Equality is a key tenet of Everyone is Gay’s philosophy. Though their website title may suggest otherwise, Russo and Owens-Reid ultimately strive to provide youth with advice that does not emphasize the importance of sexuality or gender expression.
“The problems and the struggles and the confusions that so many of us face are not different based on who we’re going to bed with,” said Russo during their presentation in Quigley Hall last Wednesday, Oct. 3.
Russo and Owens-Reid started Everyone is Gay as an advice website in 2010, which quickly grew to incorporate video blogs and a phone-in question/answer webcast that’s now posted every other week. Although the site is geared toward LGBTQ youth, the two young women make a point to explain that any and all topics are welcome for discussion.
“It’s not pretentious advice…it’s just really from the heart. I think that’s why so many people relate to it,” Wade said of Everyone is Gay.
Some students weren’t sure what to expect of the presentation, based solely off of the event flier that was posted on various locations around campus with very basic information.
“Unless you knew that it was a presentation, the flier wasn’t attractive to those people who really needed to see it and have their mind opened to it,” said Kerri Barron, ’15. “No one who already has a homophobic mindset would have gone, because nothing draws them in or is explained.”
Russo explained that she and Owens-Reid initially started the website for fun a few years ago, not thinking that many people would be interested in reading it.
“We don’t think everyone is gay,” said Russo. “I know that is a little misleading to a lot of people sometimes.”
Russo used a typical question, about how to come out as gay to one’s own parents, to explain the origin of the website name.
“We say, alright. Everyone’s gay. Everyone’s trans. Just take that out of the equation. What are you really talking about?” she said. “You’re talking about the fact that you want your parents’ approval. Or that you want your friends to understand you.”
“Those are things that we can all identify with,” she said.

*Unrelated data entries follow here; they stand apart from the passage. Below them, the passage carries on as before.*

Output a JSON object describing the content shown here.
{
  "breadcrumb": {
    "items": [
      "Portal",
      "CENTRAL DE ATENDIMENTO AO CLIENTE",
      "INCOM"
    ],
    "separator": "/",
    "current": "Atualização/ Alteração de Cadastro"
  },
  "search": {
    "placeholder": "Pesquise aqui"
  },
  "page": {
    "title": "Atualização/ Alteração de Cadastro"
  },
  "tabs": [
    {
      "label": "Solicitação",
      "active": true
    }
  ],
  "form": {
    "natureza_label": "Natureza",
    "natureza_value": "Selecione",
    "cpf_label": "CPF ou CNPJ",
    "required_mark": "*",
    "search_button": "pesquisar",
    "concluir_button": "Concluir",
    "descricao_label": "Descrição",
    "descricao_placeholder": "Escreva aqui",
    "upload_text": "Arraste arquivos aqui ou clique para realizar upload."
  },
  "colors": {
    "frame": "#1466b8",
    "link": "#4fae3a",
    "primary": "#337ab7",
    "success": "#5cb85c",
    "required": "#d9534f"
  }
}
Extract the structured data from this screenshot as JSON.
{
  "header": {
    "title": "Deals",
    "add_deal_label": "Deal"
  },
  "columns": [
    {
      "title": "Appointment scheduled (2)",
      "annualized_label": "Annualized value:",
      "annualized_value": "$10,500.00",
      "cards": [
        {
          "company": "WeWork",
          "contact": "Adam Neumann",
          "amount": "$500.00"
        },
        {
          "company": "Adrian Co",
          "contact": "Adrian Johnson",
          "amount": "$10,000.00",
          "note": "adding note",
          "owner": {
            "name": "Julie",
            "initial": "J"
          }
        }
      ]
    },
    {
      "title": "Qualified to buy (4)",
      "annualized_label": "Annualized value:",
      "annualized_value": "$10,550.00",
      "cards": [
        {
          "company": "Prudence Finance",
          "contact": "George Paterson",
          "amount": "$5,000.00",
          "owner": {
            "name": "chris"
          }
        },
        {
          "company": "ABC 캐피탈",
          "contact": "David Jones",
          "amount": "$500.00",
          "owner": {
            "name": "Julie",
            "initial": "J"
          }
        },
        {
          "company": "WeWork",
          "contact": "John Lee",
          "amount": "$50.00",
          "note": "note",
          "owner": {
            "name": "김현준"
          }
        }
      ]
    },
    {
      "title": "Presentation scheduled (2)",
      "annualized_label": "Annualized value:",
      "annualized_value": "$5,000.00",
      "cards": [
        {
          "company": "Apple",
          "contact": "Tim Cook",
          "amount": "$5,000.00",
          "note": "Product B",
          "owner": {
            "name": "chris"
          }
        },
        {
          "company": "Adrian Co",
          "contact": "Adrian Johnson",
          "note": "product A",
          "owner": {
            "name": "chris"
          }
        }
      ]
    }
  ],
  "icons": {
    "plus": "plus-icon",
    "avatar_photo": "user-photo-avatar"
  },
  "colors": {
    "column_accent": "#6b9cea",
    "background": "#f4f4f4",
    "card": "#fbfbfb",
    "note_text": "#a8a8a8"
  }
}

The pair’s website actually began with Owens-Reid’s creation of a totally different website entitled “Lesbians Who Look Like Justin Bieber.” Students in Quigley’s overcrowded auditorium burst into laughter when Owens-Reid showed pictures of some of these lesbians on the PowerPoint slide.
Owens-Reid said that strangers actually began asking her some serious questions regarding sexuality when she started her site.
However, she also received some negative comments, from girls who said Owens-Reid was stereotyping and making the entire lesbian community look bad.
“Kristin [Russo], who I’d just met, got all bajiggity and wanted to talk back,” said Owens-Reid, explaining that “bajiggity” means “angry.”
It was at this moment that the two women decided to start an advice website together.
At the time, Russo was pursuing a master’s degree in gender studies and had a lot of information on her mind she wanted to share. She also wanted to help Owens-Reid express to the incensed viewers that she hadn’t meant any harm by her Justin Bieber jokes.
“I basically felt that there were a lot of very angry lesbians who were yelling at Dannielle [Owens-Reid], and she had no place to speak back from,” said Russo.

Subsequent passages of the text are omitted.